The pursuit of happiness


Five suggestions for how to be happy, based on replies to questionnaires by people who had completed the Bristol University 'science of happiness' course:

Talk to strangers

Spend more of your money on others

Spend time in nature

Count your blessings

Be kind to others.

A separate report, the World Happiness Report found that in the UK people over 60 are the happiest; those aged 25 to 44 the least happy. Around the world people aged 15 to 24 reported higher life satisfaction than adults aged 25 and older. However, fewer young people in Western Europe and North America report themselves as happy than in previous years.

"Piecing together the available data on the well-being of children and adolescents around the world, we documented disconcerting drops especially in North America and Western Europe," Jan-Emmanuel De Neve, director of Oxford’s Well-being Research Centre and an editor of the World Happiness Report, said. "To think that, in some parts of the world, children are already experiencing the equivalent of a mid-life crisis demands immediate policy action".

I wonder why policy action is required and by whom. By the state and international organisations, one presumes, but why is it the state's business?
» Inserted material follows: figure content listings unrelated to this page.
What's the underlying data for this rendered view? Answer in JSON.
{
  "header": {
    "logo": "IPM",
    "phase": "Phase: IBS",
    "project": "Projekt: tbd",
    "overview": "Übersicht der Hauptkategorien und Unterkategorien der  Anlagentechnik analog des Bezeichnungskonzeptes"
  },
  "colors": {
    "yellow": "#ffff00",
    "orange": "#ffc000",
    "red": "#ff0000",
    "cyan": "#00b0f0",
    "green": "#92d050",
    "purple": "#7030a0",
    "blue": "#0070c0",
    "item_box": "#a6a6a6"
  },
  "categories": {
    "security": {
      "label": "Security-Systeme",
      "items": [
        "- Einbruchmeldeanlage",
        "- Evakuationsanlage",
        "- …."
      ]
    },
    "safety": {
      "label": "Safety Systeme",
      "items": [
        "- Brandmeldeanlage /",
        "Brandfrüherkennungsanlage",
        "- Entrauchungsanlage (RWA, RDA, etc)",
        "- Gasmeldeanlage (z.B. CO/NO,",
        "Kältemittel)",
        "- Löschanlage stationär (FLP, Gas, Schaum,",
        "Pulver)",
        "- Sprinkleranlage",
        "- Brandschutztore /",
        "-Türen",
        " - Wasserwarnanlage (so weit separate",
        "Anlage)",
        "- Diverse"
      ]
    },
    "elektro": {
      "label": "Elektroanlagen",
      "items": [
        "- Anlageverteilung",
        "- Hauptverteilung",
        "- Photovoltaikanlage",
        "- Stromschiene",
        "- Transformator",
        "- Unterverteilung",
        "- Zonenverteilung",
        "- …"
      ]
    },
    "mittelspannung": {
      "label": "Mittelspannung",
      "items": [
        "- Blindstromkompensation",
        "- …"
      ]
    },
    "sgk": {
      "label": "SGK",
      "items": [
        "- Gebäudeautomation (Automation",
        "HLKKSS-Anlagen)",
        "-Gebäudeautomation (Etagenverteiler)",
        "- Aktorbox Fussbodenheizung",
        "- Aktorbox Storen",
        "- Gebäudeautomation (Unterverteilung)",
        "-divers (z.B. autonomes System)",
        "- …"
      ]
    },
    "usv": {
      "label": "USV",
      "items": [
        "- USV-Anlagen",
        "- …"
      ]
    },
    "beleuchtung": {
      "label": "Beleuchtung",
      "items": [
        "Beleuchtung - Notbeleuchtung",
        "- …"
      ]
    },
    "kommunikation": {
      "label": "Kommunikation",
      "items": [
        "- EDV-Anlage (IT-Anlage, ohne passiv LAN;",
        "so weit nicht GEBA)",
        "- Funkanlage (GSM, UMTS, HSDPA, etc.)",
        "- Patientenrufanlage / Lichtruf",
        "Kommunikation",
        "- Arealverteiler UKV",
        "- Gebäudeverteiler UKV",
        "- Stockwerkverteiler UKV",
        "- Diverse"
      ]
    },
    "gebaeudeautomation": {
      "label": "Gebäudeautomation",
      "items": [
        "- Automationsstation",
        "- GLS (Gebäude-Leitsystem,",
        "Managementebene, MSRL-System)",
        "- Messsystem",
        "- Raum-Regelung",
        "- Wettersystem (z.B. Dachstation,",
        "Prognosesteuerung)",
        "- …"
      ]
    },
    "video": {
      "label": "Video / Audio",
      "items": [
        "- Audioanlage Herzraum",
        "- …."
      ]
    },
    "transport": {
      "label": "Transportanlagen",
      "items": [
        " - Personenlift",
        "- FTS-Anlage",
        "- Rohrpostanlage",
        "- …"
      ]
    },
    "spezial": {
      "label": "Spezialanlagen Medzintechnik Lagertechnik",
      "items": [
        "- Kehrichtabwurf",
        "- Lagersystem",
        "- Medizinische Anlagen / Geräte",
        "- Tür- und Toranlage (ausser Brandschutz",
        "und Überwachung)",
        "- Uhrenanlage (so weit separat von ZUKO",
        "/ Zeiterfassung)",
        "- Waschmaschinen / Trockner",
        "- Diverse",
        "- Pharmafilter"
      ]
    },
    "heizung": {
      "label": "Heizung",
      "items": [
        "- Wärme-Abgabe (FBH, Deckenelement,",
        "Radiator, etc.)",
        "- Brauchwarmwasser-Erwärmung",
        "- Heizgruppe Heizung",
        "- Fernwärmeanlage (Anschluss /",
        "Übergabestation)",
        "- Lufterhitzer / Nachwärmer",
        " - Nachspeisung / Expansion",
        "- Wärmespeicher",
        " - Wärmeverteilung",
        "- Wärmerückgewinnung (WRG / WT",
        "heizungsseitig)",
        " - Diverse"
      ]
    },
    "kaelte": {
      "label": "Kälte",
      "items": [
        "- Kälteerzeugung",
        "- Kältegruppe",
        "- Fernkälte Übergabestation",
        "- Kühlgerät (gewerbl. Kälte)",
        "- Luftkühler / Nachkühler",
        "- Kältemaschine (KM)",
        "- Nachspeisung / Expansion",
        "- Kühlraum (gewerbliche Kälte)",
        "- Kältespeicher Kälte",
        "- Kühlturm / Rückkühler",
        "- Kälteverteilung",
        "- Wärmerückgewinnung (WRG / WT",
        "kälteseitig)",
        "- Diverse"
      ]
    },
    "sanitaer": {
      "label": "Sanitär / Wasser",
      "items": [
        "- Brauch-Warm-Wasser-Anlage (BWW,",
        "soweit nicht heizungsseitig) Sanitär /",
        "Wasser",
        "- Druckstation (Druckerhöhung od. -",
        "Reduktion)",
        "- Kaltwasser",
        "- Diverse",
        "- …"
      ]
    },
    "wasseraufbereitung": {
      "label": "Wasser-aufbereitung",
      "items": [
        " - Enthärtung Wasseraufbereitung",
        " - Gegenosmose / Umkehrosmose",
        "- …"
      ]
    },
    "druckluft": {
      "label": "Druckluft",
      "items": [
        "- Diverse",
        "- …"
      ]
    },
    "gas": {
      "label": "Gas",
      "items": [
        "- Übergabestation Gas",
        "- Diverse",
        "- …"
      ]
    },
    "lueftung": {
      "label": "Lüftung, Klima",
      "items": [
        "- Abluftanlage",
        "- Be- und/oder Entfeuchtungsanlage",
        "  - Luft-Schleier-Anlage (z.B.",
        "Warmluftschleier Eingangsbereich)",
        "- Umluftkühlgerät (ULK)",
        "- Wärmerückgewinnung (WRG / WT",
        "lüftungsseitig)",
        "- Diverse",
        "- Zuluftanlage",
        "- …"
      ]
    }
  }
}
  1. Oh for those post sepia photographs [black and white] of us baby boomers. We only had nuclear annihilation to concern us. Unfortunately we will leave a world much worse than we found it to our children and grandchildren.

  2. At least we thought that nuclear annihilation was something that could be avoided - it was up to governments and we still believed governments had to respond to the public will. Now the education system terrifies children with the threat of climate catastrophe, and it's somehow up to them to make thousands of small sacrifices, which they never see having any effect. And so many other things going on, which give them no psychological resilience, or expectation that they can achieve the standard of living of their parents.

  3. Sounds somewhat infantilising. Of the five points I do approve of the suggestion to spend more time in nature though.